Цицерон необыкновенно привязался к своему учителю. «Пока я мог, я уже никогда ни на шаг не отходил от этого старика» (Amic., 1). Ежедневно он приходил в полукруглую комнату, экседру, где Сцевола любил принимать своих друзей. Так вот, этот Сцевола был тестем Красса Оратора. Тесть по римским понятиям второй отец, и Красс всю жизнь любил и уважал старого юриста как отца, а тот в свою очередь обожал его и гордился им как сыном. Кроме того, выяснилось, что отец и дядя Цицерона тоже неплохо знакомы с Крассом. И вот в один прекрасный день юноша с трепетом душевным переступил порог своего кумира.
Этот великий человек держался удивительно просто и ласково. Цицерону всегда претили в людях суровость, мрачность и высокомерие. Более всего он ценил доброту, мягкость, остроумие и просвещение. «Трудно даже выразить, до какой степени ласковость и обходительность речи привлекает к себе сердца», — говорил он (De off., II, 48). Эти свойства он называл humanitas — человечностью. Эту-то человечность он нашел в Крассе. А как он был тактичен и деликатен! Цицерон вспоминает, как, устав от шума столицы, Красс на несколько дней уехал в свое Тускуланское имение. С собой он увез Сцеволу — отдохнуть и развеяться. На виллу приехал Антоний, тот самый великий оратор, который напоминал Цицерону полководца. Он был близкий друг Красса. Собралась и молодежь. Но все были мрачны, угрюмы и совершенно убиты последними политическими событиями в Риме. Ни приятной беседы, ни отдыха не получалось. Сам Красс был расстроен не меньше других, но он вспомнил свой долг хозяина и «повел себя так легко и сердечно», «был так весел и остроумен в шутках», что мрачное настроение гостей исчезло совершенно. Так что «день у них вышел как будто сенатский, а обед — тускуланский» (Сiс. De or., 1, 26–27),
Красс был человек вполне светский с самыми изящными манерами. Но свой острый ум он скрывал под внешностью, полной какого-то грациозного и очаровательного легкомыслия. Дурачество с муреной было вполне в его духе. Он любил тонкую роскошь и красивые безделушки (Plin. N.H., XVII, I, 1; Vai Max., IX, 1, 4), Спорт его не увлекал. Тщетно его приятель, обожавший игру в мяч, пытался затащить его на Марсово поле. Красс всегда с серьезным видом уверял, что у него нет никаких способностей, чтобы научиться этой игре (Сiс. De or., III, 88). Вставал он поздно. Его гости уже спускались в сад, а хозяин еще нежился в постели. Один человек, вспоминает Цицерон, спросил Красса, не побеспокоит ли он его, если зайдет к нему еще до рассвета.

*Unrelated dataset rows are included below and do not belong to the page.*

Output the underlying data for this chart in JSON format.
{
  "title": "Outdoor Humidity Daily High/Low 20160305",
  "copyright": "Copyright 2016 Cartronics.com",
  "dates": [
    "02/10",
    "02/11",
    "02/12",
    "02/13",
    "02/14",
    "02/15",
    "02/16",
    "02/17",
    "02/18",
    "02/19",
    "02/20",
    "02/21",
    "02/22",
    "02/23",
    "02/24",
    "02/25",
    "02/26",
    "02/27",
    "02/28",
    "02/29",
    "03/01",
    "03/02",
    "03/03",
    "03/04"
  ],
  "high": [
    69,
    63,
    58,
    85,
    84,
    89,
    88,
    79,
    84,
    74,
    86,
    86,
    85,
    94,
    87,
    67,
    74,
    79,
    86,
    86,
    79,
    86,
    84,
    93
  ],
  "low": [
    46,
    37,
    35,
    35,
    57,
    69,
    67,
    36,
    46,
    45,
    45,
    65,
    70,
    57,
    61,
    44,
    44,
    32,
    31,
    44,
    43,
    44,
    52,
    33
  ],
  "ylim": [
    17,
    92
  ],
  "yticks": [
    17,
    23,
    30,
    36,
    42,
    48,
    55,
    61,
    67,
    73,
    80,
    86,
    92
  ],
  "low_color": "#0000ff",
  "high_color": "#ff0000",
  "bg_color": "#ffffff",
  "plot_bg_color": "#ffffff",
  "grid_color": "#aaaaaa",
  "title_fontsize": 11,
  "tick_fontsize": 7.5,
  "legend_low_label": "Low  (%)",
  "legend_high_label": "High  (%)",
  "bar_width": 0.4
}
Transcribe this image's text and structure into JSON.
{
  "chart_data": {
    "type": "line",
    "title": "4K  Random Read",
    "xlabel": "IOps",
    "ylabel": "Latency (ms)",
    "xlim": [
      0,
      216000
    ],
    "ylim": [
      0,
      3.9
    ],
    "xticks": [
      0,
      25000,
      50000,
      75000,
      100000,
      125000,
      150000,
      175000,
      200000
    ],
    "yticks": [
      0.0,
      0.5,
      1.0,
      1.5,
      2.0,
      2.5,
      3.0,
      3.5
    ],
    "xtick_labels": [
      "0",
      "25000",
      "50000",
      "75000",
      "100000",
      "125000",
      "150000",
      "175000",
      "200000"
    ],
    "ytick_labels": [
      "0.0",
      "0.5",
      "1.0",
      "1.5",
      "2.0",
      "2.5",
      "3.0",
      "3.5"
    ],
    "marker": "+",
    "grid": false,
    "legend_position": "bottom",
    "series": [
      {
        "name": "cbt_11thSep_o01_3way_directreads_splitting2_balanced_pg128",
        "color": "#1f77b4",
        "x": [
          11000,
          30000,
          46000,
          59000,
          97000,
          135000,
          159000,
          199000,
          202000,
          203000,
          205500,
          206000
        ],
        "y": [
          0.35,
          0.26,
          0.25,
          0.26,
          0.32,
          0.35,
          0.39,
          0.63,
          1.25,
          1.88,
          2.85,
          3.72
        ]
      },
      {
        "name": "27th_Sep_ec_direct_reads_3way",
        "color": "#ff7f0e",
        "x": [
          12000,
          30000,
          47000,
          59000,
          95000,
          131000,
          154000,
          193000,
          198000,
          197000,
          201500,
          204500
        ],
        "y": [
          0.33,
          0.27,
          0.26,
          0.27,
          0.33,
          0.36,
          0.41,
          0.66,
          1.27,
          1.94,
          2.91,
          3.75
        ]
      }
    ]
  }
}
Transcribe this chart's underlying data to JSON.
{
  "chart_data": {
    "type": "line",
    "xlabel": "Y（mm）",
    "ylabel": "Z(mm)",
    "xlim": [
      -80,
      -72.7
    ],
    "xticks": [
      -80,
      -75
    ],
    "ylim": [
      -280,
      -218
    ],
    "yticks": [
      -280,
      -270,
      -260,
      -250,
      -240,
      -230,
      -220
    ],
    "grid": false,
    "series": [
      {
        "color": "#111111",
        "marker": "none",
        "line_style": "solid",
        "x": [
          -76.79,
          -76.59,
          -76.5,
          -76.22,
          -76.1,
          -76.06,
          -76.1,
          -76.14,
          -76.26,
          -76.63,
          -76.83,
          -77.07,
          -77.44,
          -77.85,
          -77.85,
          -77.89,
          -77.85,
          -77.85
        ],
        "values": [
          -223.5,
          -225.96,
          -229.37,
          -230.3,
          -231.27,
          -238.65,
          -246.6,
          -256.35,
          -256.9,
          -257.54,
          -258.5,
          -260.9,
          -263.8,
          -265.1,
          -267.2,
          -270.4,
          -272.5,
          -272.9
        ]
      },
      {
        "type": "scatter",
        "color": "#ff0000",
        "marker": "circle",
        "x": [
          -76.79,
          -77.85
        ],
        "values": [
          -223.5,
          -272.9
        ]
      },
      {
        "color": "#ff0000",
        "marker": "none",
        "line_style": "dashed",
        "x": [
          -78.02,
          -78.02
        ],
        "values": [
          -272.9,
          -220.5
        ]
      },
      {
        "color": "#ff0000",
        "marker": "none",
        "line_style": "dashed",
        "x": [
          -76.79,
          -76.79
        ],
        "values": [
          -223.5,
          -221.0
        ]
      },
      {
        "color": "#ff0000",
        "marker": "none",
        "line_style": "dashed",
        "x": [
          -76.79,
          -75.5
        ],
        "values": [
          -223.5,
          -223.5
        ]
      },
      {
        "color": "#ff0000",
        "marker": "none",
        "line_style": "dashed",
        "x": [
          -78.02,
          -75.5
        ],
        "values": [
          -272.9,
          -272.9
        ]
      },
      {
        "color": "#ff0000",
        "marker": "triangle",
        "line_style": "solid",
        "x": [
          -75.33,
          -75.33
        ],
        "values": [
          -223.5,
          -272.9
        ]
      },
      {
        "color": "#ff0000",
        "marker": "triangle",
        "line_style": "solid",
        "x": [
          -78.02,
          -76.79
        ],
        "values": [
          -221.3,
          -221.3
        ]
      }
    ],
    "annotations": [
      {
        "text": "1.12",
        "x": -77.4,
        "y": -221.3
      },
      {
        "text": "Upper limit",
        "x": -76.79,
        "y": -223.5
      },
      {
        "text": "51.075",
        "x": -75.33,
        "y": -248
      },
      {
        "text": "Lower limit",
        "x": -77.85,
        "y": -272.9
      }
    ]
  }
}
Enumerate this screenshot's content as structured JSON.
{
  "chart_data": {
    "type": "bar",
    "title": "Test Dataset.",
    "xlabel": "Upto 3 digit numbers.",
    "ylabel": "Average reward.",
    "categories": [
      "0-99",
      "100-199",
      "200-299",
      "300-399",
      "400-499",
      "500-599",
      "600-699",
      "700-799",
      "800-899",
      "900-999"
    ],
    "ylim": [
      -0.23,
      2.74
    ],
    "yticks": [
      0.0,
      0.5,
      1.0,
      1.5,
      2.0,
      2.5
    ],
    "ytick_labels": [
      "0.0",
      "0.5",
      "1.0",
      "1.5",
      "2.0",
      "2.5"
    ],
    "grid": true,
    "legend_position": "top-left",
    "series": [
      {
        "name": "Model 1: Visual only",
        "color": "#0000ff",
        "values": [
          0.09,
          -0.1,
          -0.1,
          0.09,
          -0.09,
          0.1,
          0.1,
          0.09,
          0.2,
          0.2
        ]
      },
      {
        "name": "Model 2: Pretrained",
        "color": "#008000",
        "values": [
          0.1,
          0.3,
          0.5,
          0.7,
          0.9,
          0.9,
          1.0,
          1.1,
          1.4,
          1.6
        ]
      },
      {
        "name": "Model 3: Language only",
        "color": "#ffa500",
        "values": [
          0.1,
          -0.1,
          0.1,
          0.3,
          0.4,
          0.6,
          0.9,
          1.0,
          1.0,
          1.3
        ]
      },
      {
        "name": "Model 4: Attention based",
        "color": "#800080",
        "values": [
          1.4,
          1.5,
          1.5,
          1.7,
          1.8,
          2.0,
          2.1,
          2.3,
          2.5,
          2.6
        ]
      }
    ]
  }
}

— Нет, ты меня не побеспокоишь, — отвечает Красс.
— Значит, прикажешь тебя разбудить? — спрашивает обрадованный проситель.
— Да нет. Я же сказал, что ты меня не побеспокоишь, — спокойно отвечает Красс (Сiс. De or., II, 259–260).
Лев Толстой говорит, что какой-нибудь небольшой недостаток у привлекательной женщины воспринимается как некое особое, ей только свойственное очарование. Так и Цицерона изнеженность Красса как-то особенно пленяла, и он с любовью останавливается в своих воспоминаниях на этих его милых черточках.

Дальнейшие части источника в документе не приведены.